Even in our understanding of mathematics we fall back onto our vision. Our principal mathematical tool in physics and astronomy is calculus, and this branch of science is strongly tied to the way our mind visually perceives this world. The concept of the limit is the idea that the space we see can be continually subdivided. This is a concept of our mind, and not of the universe, which has a definite scale set by quantum mechanics. Our view of the derivative is of the drawing of a straight line through two points on a curve, and then the bringing of these two points together. Our view of the integral is of the drawing of ever-narrowing rectangles under a curve. Each of these acts is a visual act. Our understanding of calculus is therefore tied to our visual perception of this universe.

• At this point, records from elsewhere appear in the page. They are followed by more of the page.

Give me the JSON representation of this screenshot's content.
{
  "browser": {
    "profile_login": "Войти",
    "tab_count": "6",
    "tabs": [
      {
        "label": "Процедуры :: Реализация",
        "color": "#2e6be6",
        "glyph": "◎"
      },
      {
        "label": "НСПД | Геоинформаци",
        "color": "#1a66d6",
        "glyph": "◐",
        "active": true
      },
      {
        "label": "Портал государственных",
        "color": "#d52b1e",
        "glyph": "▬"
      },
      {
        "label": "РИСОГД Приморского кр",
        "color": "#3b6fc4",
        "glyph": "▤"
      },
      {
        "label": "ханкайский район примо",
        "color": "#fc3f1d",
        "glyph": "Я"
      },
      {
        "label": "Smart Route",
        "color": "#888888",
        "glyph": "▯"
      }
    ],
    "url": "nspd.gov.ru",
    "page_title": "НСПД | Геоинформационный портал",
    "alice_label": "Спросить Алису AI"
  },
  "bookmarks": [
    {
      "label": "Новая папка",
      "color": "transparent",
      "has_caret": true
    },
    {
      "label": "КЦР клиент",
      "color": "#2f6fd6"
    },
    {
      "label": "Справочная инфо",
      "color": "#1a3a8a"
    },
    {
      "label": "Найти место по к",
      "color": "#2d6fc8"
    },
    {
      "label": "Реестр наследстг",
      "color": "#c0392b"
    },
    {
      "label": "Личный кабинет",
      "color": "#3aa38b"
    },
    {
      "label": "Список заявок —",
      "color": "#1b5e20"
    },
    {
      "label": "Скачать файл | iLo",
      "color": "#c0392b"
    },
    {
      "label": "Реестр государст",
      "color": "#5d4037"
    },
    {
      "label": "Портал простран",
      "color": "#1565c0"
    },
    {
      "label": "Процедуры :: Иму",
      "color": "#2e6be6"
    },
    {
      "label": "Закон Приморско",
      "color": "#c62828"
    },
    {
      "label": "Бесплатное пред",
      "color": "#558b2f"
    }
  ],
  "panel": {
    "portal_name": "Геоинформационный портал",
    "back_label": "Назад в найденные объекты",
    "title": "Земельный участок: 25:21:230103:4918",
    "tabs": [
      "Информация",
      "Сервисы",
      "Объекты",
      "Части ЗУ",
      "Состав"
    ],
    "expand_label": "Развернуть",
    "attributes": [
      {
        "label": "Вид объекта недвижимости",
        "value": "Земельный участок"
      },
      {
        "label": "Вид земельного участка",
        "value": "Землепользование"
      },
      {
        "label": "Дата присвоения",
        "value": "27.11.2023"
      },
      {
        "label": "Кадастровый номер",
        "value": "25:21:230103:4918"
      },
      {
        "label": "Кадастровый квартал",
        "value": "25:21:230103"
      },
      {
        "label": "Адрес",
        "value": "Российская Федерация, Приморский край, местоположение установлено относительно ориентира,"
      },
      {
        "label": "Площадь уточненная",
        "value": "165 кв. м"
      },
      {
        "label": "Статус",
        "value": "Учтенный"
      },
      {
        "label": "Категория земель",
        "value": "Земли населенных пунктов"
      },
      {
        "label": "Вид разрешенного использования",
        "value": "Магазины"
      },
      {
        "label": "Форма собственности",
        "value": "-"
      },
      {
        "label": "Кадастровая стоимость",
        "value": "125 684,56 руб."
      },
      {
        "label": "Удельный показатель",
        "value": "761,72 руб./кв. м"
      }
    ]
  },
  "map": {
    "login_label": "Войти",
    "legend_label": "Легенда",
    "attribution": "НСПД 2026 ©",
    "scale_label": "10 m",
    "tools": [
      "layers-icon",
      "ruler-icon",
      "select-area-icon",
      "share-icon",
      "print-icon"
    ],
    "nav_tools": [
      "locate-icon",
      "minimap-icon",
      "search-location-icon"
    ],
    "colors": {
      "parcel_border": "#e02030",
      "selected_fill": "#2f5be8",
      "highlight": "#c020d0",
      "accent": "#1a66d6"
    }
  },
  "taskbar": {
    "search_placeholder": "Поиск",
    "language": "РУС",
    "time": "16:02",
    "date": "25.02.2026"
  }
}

This role of vision suggests that we understand the universe by casting the universe that we observe into terms of human vision. Even when our theory is highly abstract, as it is in quantum mechanics, it is still expressed in terms of calculus, which we understand in terms of our vision. This then raises an issue that I cannot answer: are parts of the universe beyond our understanding because we cannot cast them into visual, and therefore mathematical, terms?